Le 7 septembre 1907, une émeute éclate à Vancouver : les ouvriers en ont assez de voir les Japonais venir voler leurs emplois. Que cette accusation soit fondée ou non, c’est le paroxysme d’une tension qui règne depuis trop longtemps, et le gouvernement de Wilfrid Laurier se dit qu’il n’a pas le choix et qu’il doit négocier avec le Japon la limitation de son émigration. Le problème : la politique étrangère canadienne, à l’époque, relève directement de Londres. Le Canada n’a pas d’ambassadeur au Japon.
Qu’à cela ne tienne, Laurier est depuis longtemps un tenant de l’autonomisation du Canada. L’occasion est belle : il déléguera un négociateur canadien officiel, au nez et à la barbe du Foreign Office.
Ce négociateur s’appelle Rodolphe Lemieux, ministre des Postes et du Travail.
Son mandat n’est pas facile, d’autant que le Japon est un pays lointain et inconnu. Il n’empêche, sa mission s’avérera un succès, et même si l’affaire n’aura pas été si simple au pays du Soleil-Levant, ses plus grandes difficultés résideront dans l’opiniâtreté désespérante de Laurier resté à Ottawa, avec qui il communiquera tant bien que mal par télégraphie.

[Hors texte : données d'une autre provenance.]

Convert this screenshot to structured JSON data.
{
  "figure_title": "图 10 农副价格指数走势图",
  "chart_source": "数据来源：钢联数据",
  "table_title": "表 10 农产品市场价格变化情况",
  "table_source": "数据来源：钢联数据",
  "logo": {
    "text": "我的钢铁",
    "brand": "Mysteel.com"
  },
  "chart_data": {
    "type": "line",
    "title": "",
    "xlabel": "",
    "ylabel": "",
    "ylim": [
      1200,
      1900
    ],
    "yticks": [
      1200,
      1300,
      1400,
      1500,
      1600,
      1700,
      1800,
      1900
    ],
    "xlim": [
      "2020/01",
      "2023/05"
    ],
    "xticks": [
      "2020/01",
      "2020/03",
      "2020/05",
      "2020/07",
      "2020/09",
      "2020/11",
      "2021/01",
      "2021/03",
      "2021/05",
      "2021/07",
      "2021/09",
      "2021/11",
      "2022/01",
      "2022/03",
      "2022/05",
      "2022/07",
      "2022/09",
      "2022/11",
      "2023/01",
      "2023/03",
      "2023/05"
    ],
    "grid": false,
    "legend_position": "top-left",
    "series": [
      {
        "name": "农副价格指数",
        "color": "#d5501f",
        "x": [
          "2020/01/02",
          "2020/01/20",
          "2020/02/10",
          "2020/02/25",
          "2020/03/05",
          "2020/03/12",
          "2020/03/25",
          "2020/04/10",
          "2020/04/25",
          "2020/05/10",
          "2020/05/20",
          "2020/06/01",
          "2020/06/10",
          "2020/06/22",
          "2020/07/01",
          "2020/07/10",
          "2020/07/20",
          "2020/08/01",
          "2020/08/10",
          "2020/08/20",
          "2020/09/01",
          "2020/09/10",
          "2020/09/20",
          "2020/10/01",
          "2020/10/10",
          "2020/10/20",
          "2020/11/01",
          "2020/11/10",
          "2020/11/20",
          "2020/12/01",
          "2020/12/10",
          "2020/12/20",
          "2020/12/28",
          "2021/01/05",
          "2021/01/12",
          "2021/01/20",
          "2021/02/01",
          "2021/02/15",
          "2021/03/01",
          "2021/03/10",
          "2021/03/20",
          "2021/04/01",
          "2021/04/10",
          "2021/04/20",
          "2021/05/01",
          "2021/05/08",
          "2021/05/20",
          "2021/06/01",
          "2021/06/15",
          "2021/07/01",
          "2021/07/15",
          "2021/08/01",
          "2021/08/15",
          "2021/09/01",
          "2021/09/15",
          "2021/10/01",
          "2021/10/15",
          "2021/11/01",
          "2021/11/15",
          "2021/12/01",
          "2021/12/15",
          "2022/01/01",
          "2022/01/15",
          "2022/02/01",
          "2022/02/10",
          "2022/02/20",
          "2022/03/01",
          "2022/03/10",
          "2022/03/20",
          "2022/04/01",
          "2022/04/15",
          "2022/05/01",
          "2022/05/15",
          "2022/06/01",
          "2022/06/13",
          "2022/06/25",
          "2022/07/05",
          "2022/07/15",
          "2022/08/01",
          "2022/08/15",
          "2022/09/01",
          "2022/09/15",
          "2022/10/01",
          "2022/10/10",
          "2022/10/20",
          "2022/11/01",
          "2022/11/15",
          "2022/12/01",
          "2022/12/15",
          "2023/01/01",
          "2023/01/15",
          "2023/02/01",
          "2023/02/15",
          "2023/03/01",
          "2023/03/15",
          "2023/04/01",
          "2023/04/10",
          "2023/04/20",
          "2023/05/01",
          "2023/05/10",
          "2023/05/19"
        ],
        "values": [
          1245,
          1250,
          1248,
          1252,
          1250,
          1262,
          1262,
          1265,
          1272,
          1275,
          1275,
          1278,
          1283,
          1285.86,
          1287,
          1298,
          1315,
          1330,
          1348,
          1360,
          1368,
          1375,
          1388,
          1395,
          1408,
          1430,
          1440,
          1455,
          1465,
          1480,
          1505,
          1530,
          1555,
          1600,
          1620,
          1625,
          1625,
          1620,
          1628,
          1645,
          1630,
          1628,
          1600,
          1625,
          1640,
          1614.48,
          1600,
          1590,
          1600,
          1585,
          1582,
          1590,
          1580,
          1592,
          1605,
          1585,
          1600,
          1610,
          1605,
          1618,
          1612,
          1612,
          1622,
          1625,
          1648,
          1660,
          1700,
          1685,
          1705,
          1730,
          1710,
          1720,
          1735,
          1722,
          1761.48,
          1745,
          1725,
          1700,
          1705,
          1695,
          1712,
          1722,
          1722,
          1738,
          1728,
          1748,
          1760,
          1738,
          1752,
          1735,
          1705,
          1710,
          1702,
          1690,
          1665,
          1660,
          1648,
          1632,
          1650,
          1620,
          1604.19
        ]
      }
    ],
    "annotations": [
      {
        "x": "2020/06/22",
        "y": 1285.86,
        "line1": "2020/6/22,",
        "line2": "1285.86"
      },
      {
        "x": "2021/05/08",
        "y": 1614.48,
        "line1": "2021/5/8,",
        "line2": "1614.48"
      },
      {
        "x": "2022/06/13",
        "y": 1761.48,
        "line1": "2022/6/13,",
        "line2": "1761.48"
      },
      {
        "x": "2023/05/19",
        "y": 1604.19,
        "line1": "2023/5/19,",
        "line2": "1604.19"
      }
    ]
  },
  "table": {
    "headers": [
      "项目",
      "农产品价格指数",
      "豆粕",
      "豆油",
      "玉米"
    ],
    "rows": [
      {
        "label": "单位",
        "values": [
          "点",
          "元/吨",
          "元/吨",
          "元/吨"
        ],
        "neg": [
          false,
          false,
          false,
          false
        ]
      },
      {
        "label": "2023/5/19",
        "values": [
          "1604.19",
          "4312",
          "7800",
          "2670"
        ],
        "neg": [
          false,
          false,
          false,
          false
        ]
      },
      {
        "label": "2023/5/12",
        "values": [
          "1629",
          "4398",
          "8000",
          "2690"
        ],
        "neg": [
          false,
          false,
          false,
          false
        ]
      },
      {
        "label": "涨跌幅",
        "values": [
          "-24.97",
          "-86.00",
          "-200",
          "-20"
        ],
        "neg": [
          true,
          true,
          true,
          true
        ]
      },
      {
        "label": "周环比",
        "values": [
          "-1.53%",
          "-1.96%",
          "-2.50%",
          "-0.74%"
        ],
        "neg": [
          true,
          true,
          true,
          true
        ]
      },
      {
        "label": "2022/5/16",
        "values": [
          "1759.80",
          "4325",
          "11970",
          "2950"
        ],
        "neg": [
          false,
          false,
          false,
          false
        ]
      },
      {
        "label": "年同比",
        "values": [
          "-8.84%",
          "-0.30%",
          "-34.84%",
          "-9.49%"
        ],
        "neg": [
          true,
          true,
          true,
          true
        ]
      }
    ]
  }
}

Rodolphe Lemieux séjournera au Japon près de deux mois. C’est pour lui la découverte d’une civilisation étrangère au sens fort du mot, et sa correspondance nous la fait voir à travers ses yeux. Au-delà de la mission diplomatique, c’est surtout ce regard que René Castonguay nous transmet. L’ouvrage est donc composé de généreux extraits épistolaires portant sur la culture du Japon, son architecture, ses paysages, sa gastronomie, sa justice, son système d’éducation, sa population. Ce n’est qu’à la fin qu’on aura droit à un récit plus précis des négociations proprement dites et des malentendus avec Ottawa, où l’histoire prend presque des allures de suspense.
On pardonnera à l’auteur ses maladresses de traduction pour les quelques citations dont l’original est en anglais. Quant à son souci de souligner d’emblée les occasionnels accents racistes ou sexistes des propos de son diplomate, on ne lui en tiendra pas trop rigueur non plus : c’est une figure obligée de nos jours, et d’autres lui auraient reproché de ne l’avoir pas fait. Au total, on lui saura gré toutefois de nous avoir donné plus à voir le regard d’un Canadien français des années 1900 sur le Japon que le jugement d’un Canadien des années 2010 sur les Canadiens français des années 1900.